The Psychedelic Swamp
When reading interviews with bands, you’re going to get one of two (nearly) fool-proof answers about their new songs/albums/projects: they either want it to sound totally far-out and fresh—just think about every time you’ve read an article that’s got the phrase “the future of” somewhere in it—or they want it to sound classic and timeless. But what about those who live outside of our linear perception of time? In the first season of True Detective, Matthew McConaughey’s character Rust Cohle says that time is a flat circle and The Psychedelic Swamp, Dr. Dog’s “new” album, might just prove that theory right.

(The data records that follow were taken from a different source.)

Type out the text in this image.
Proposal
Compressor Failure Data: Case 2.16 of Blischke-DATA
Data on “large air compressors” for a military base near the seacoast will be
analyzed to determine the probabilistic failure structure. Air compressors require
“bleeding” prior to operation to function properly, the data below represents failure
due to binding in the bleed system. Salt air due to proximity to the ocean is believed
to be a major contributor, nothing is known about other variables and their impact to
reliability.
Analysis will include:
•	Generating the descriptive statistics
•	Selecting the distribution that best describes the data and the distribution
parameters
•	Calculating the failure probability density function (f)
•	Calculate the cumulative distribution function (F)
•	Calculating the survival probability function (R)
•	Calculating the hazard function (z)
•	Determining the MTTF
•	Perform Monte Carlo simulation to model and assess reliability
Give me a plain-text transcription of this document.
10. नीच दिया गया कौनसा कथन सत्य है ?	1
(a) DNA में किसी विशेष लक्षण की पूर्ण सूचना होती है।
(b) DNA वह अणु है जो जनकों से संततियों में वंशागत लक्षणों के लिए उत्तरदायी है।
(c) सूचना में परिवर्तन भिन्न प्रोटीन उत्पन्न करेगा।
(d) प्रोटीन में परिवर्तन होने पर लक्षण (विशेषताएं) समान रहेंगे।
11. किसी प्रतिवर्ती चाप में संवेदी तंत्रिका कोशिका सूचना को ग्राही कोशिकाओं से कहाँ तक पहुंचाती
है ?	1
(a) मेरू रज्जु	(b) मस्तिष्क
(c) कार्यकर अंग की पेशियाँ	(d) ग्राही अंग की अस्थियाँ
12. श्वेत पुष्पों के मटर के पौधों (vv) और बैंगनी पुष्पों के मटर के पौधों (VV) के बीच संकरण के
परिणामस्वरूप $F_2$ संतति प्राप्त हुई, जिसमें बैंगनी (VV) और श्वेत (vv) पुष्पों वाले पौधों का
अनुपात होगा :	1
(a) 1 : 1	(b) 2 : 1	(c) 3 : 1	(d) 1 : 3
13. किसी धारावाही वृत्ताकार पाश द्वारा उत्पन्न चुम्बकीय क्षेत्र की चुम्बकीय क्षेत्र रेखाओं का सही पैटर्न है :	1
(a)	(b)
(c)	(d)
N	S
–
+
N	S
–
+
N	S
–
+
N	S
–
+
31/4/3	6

Comprised of an exceptional collection of reworked and rerecorded song ideas and demos from 2001—the lore is that a mysterious envelope showed up at the “Dr. Dog Bungalow” with a tape featuring all thirteen new tracks inside—The Psychedelic Swamp steps outside the Philadelphia band’s slightly disappointing trajectory to middle-of-the-road indie rock staples and delivers a brilliant and lush soundscape. Warbling Hammond organ lines, slightly distorted guitar riffs, and warm vocal harmonies float through striking tracks like “Engineer Says,” “Golden Hind,” and “Fire on My Back.” The only way to describe it is, to steal a term from the album itself, “Swampedelic Pop.”
The Psychedelic Swamp doesn’t sound like the future of indie rock or have the eternal appeal of classic guitar-driven albums, but it doesn’t need that—it’s filled with the talented and inspired ghosts of Dr. Dog’s past.